Aux Bouffes du Nord, la chanteuse Alima Hamel met son histoire familiale en musique
Elle est seule dans la pénombre, plantée devant un rideau de papier sur lequel va bientôt se diriger un mini robot, objet non identifié retenu par des fils et destiné à une vocation précise. Ce petit engin mystérieux à réservoir d’encre noire faisant office de pinceau commence à tracer des lignes sur le papier. Tandis qu’Alima Hamel entame le récit de son histoire familiale, il dessine des méandres mystérieux. Carte géographique ? Circuits de la mémoire ? Parcours intime ?… Alima est née en France, de parents algériens, elle est la dernière d’une lignée de cinq filles. Chaque été, la famille retourne en Algérie, dans le village de Médéa. Quand elles deviennent adolescentes, les sœurs d’Alima ne reviennent pas en France mais restent là-bas. Alima ne veut pas de ce destin pour elle. Des années plus tard, sa mère lui apprend la mort de l’une de ses sœurs.

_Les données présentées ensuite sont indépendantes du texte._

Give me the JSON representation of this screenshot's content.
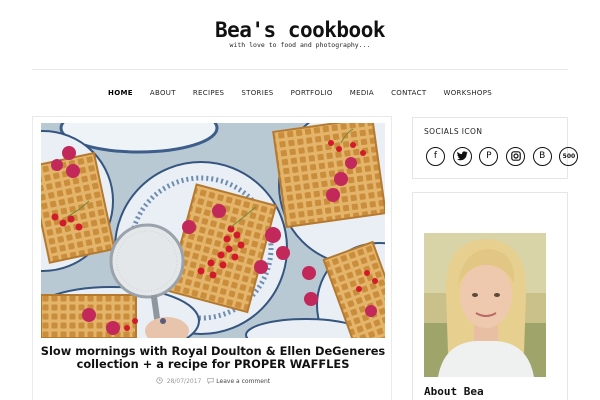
{
  "site": {
    "title": "Bea's cookbook",
    "tagline": "with love to food and photography..."
  },
  "nav": {
    "items": [
      "HOME",
      "ABOUT",
      "RECIPES",
      "STORIES",
      "PORTFOLIO",
      "MEDIA",
      "CONTACT",
      "WORKSHOPS"
    ],
    "active": "HOME"
  },
  "post": {
    "title_line1": "Slow mornings with Royal Doulton & Ellen DeGeneres",
    "title_line2": "collection + a recipe for PROPER WAFFLES",
    "date": "28/07/2017",
    "comment_label": "Leave a comment",
    "image_icon": "waffles-with-raspberries-photo"
  },
  "sidebar": {
    "socials_title": "SOCIALS ICON",
    "social_icons": [
      {
        "name": "facebook-icon",
        "glyph": "f"
      },
      {
        "name": "twitter-icon",
        "glyph": ""
      },
      {
        "name": "pinterest-icon",
        "glyph": "P"
      },
      {
        "name": "instagram-icon",
        "glyph": ""
      },
      {
        "name": "blogger-icon",
        "glyph": "B"
      },
      {
        "name": "500px-icon",
        "glyph": "500"
      }
    ],
    "about_title": "About Bea",
    "about_photo_icon": "portrait-photo"
  },
  "colors": {
    "text": "#111111",
    "meta": "#999999",
    "border": "#e8e8e8",
    "table_bg": "#b9c9d4"
  }
}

La décennie noire de l’Algérie
Chanteuse et musicienne de jazz (elle a collaboré avec le groupe Monkomarok et Lone Kent), Alima Hamel est retournée à Médéa pour retrouver ses sœurs qu’elle n’avait pas revues depuis dix-neuf ans. Pour elle qui chante la mort de sa soeur depuis 1997, le temps était venu d’interroger la mémoire de l’histoire familiale, de l’écrire et de la faire entendre. A travers son récit, elle rend hommage à la disparue, victime de la violence de la guerre civile des années 90. En faisant revivre Médéa, petite ville isolée au milieu des montagnes « chef d’œuvre de la nature » et pourtant berceau de massacres, elle témoigne de cette décennie noire vécue par les Algériens. Passant de la parole au chant, elle donne une force à son récit, intimement et subtilement soulignée par la mise en scène d’Aurélien Bory.
Médéa Mountains * *
Théâtre des Bouffes du Nord, 37 bis, bd de la Chapelle, Paris 10e. Tél. 01 46 07 34 50. www.bouffesdunord.com Jusqu’au 21 mars.